By Robin Rayne
Gliding on colorful paddleboards, nine women made their way to a quiet cove on Lake Allatoona on a recent Sunday morning, just beyond the Little River Marina on Bells Ferry Road.
They formed a loose circle once they reached the pine tree-lined cove, sitting in restful poses on their boards as they waited for yoga practice to begin.
“We call it stand-up paddleboard yoga, or SUP yoga,” said Jana Rife, 51, the group’s certified instructor. She is passionate about sharing yoga’s physical and mental disciplines, which originated in ancient India.
Rife blends traditional yoga sessions with balancing on paddleboards and exploring Georgia’s lakes, taking the exercises to a new level of stretching and finding inner peace. The Canton resident is certified to teach both. She also maintains certifications in CPR, first aid, and automated external defibrillator from the American Heart Association because of the potential dangers that come with any type of water activity.
“Everyone can benefit from yoga, especially with the daily stress that we all deal with,” she said. “It’s sad if someone does not experience yoga because they think they are not flexible enough, or thin enough. Yoga and meditation can bring so much calm, with many health benefits of both.”
Meditation is as simple as connecting to your breathing, she said.
Rife said she struggled for many years with fear, self-doubt, anxiety and depression.
“I had a very stressful corporate manager job. I didn’t know what was wrong with me.

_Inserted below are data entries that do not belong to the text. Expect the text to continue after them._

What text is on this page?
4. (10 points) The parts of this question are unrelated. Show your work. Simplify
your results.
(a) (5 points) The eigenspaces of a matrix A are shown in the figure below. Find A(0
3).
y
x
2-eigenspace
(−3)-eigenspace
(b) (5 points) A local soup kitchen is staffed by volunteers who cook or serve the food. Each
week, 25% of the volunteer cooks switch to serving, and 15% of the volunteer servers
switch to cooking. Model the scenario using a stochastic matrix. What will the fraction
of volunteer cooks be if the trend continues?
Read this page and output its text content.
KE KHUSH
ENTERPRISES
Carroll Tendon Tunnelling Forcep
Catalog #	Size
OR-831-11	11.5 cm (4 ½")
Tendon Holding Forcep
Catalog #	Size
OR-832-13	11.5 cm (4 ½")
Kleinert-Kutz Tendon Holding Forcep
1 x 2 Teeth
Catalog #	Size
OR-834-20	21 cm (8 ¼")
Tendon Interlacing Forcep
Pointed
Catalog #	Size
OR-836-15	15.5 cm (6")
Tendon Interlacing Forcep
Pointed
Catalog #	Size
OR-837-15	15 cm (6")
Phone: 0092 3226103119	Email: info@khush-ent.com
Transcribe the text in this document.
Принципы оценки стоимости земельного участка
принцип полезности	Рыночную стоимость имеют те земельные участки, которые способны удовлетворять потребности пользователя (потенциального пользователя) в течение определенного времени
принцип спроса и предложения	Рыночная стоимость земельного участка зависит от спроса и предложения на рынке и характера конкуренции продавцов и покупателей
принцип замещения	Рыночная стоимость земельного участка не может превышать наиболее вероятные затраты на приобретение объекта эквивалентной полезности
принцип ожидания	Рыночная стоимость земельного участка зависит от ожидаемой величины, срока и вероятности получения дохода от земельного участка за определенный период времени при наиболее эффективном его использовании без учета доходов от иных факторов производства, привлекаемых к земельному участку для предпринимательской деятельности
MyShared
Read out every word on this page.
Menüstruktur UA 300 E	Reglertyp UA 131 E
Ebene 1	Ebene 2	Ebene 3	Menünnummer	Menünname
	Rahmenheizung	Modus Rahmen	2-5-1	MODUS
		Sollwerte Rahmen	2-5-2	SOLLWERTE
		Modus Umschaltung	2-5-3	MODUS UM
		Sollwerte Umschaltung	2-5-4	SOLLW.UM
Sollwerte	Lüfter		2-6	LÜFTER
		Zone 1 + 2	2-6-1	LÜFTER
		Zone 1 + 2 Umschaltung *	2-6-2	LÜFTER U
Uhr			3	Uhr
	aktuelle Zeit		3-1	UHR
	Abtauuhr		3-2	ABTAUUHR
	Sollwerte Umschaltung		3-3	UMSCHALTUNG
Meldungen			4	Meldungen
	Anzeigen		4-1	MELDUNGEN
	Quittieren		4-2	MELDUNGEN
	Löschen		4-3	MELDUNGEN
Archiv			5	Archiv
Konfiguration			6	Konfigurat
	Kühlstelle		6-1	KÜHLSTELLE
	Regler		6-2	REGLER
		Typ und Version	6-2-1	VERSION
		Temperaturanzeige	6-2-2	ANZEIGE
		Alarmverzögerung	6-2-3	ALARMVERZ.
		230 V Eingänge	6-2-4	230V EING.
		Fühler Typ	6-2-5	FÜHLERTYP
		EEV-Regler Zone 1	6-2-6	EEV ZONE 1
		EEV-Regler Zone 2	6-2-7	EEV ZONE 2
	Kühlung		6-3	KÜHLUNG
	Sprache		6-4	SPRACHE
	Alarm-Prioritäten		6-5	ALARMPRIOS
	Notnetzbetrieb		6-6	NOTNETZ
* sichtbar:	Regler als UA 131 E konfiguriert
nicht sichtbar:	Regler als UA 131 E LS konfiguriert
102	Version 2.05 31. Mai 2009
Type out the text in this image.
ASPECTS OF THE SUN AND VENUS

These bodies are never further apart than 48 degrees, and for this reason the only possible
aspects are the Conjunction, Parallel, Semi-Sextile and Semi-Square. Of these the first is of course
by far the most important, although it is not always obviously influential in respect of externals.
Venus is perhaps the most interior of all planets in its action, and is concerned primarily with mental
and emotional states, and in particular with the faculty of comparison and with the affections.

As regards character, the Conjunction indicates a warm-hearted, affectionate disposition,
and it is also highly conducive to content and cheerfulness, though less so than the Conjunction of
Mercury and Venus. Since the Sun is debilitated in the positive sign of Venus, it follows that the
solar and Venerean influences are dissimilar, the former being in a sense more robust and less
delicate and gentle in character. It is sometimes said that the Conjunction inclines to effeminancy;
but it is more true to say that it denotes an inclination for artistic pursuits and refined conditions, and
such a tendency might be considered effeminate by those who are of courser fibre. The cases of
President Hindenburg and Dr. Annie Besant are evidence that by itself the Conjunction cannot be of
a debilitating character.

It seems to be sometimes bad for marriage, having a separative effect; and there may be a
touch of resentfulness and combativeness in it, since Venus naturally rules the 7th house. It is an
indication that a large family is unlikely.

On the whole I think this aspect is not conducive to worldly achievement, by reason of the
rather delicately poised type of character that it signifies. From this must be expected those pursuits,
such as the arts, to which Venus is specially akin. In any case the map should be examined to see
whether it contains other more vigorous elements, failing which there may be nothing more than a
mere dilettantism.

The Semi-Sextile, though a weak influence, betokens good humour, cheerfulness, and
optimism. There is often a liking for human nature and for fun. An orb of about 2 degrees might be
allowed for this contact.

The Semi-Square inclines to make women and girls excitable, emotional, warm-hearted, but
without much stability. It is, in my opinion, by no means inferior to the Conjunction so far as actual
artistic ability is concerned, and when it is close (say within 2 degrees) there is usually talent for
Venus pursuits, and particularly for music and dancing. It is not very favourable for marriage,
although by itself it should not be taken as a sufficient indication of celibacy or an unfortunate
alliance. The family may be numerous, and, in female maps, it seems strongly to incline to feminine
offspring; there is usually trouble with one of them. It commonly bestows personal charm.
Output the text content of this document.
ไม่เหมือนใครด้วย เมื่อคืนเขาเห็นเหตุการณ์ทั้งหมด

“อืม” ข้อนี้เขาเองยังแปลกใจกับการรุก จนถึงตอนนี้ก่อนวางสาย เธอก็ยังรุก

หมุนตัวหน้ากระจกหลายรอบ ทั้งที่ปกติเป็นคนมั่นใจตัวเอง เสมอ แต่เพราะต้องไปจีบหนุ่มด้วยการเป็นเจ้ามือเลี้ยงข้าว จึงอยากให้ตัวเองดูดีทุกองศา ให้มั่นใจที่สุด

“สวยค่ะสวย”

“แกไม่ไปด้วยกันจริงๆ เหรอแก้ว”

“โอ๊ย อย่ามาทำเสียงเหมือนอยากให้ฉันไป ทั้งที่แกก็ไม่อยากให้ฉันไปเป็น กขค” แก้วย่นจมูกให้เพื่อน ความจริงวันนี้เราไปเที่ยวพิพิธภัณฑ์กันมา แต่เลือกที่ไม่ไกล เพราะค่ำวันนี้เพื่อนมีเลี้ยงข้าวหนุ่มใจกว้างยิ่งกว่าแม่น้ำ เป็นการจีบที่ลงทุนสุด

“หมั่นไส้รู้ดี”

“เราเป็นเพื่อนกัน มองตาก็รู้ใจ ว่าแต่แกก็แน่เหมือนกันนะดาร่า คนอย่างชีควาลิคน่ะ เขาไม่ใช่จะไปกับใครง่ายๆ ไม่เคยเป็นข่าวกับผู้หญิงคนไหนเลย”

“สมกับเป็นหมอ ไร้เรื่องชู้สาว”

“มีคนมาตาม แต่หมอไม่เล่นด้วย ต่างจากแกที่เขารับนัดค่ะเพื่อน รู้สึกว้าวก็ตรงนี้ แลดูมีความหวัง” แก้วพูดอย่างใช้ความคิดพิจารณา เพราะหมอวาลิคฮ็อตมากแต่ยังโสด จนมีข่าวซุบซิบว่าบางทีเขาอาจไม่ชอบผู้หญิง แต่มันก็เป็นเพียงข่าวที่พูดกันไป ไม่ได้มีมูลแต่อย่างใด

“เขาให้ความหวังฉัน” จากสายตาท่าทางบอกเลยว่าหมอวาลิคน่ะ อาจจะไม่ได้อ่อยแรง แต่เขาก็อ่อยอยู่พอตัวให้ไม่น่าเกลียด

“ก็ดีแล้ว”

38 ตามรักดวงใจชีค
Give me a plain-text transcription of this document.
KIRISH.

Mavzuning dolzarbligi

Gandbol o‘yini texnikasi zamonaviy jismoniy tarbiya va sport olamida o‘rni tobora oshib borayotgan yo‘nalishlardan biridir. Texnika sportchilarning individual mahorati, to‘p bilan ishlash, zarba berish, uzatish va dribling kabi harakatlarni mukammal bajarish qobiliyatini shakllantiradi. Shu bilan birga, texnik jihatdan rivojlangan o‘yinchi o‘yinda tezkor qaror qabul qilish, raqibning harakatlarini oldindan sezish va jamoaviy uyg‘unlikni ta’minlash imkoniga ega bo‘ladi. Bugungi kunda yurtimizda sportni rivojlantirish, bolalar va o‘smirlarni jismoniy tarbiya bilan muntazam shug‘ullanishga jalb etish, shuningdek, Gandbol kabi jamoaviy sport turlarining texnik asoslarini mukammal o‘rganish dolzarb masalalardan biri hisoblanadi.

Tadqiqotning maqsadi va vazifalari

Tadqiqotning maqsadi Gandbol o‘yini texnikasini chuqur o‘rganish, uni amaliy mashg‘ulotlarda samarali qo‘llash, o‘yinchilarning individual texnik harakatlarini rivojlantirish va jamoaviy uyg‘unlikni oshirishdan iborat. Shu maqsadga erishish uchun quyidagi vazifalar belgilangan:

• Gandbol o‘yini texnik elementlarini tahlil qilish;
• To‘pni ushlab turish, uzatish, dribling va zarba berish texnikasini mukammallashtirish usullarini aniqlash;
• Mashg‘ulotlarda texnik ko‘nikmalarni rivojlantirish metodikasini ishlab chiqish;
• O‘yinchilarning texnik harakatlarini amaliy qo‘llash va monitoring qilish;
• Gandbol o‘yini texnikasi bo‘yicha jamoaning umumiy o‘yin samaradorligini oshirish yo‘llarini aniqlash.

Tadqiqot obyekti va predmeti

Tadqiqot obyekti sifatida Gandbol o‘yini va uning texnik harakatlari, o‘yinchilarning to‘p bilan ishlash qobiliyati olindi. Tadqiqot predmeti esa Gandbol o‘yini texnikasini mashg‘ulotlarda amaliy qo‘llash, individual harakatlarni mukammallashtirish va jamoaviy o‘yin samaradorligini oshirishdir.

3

My doctors kept encouraging me to do yoga,” she said. “Fear almost held me back, but after my first yoga class in years, I was hooked.”
Rife said she was “a whole new person” after that class.
“Yoga and meditation can be an incredible source of self-confidence and a way to know one’s self better. I can’t imagine where I would be now if I didn’t live my passion,” she said.
Rife began a 200-hour yoga training course in 2014 and quit her job after securing certification to teach yoga. She explored paddle boarding for the first time eight years ago in Hawaii on the Hanalei River.
“I remember the moment we were all facing Diamond Head crater on the water. I looked down, and it was so clear we could see the fish. It was a magical moment and very centering. It changed my life because I felt like it was my calling to teach paddle boarding and blend it with yoga. It was where I was supposed to be,” she said.
She launched Hanalei SUP Yoga in 2015 and teaches classes in lake locations in Cobb and Cherokee counties, as well as north Georgia, Alabama and Florida.
In the hourlong SUP yoga sessions on the lake, Rife takes her students through a series of poses that stretch muscles and improve balance with each student working at their individual levels. She’s taught a full range of ages, from school-aged children to a group of elderly women.
“One woman told me after the session that she’d had a double knee replacement. She was 80 years old, and she did great,” Rife said.
“A lot of people come to class with anxieties — about getting on the paddleboard or being on the water, falling in the water in front of other people, or being stuck in the water unable to get back on the board. But then they discover they can do yoga on a paddleboard, and it’s easy to stand on a paddleboard and steer through the water, and they become passionate about it. I help people experience fun and laughter now, and relieve the stress from their day,” she said.
Kelly Prewitt, 47, of Milton discovered the practice three years ago.
“It’s given me a new way to experience yoga — floating on the water beneath the trees, listening to the birds chirp, watching the ducks paddle by — and there’s the added challenge of balancing on a board,” Prewitt said. “We can only do it from May through October, so I try to do it every weekend. I love the camaraderie that’s formed with all the women of like minds.”
Misty Meyers, 59, of Holly Springs, agreed, calling the activity “a blessing to be with a great bunch of like-minded people all while on the water.
“Yoga on a paddleboard is a workout. It tests your mind-body connections and teaches you to find your center. You learn to balance yourself on the board and off,” Meyers continued. “This year, as it’s been for most of us, I needed an outlet. Beyond just loving being on the water, I love how soothed I feel at the end of a yoga session,” she said.